On 26 March 2019 the European Parliament issued a resolution on Fundamental Rights of People of African Descent in Europein which it boldly diagnosed Europeans with deep-seated racism who are without rhyme or reason xenophobic and prejudiced, and who – conversely – should ingratiate themselves with the peoples of Africa with gratitude for their significant and vast contributions to the development of the Old Continent; they should also redress the past and present injustices inflicted on them by present and past Europeans by offering public apology, returning stolen artefacts and inviting more Africans through the preparation of “safe and legal avenues for migrants, refugees and asylum seekers to enter the EU”, who in turn should be well represented in all spheres of life, beginning with school to employment to policy making. All this ought to be crowned with the celebration of holidays devoted to the people of Africa and these include:
1 the International Day of Remembrance of the Victims of Slavery and the Transatlantic Slave Trade,
2 Black History Months, and
3 the UN-sponsored International Decade for People of African Descent.

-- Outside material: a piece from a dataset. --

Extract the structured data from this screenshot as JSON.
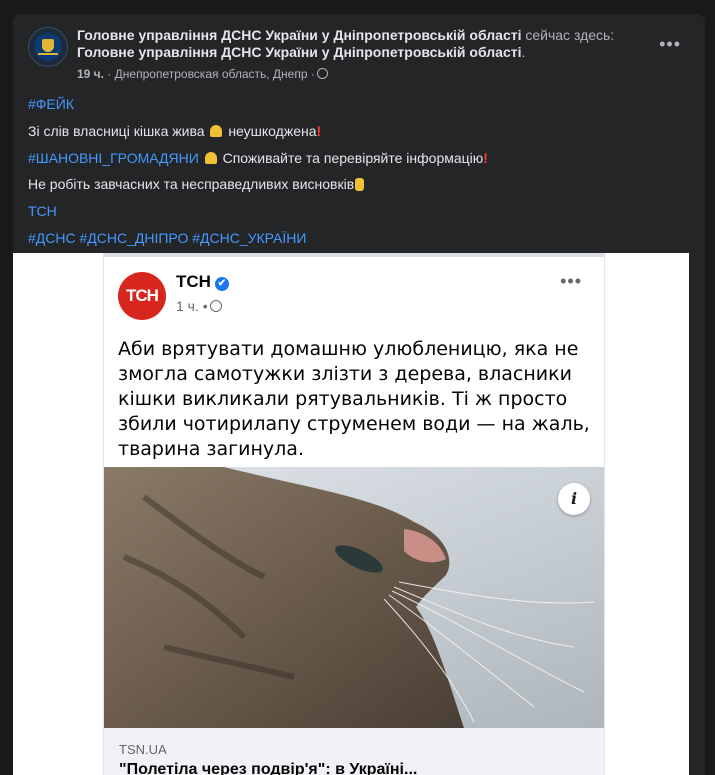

The document states that Europe is inhabited by at least 15 million people from Africa and calls on the EU Member States to prepare safe routes for many more. This action should be accompanied by a wide range of measures for making the life of blacks in Europe easier in every dimension and for suppressing the resistance that such measures and the resettlement procedures might spark on the part of the indigenous people. To this end a new term has been coined: Afrophobia, probably modelled on homophobia, yet another mortal sin in the Church of Political Correctness.

This is how injustices are to be redressed. Paapa Essiedu stars as Hamlet in the 2016 RSC production. Photo by Manuel Harlan.
The document is also prescriptive. It says that people resettled from Africa are to be referred to as people of African descent – as if it were not genes but the geographical longi- and latitude that determines the human races – or Afro-Europeans (modelled on the term Afro-Americans) or Black Europeans. The last two are especially misleading because properly speaking Afro-Europeans can only denote miscegenated individuals whereas there is no such thing as a black European unless, again, race is not determined by biology but geography or – better still – arbitrary documents of personal identity where a civil servant may enter any label he is told to.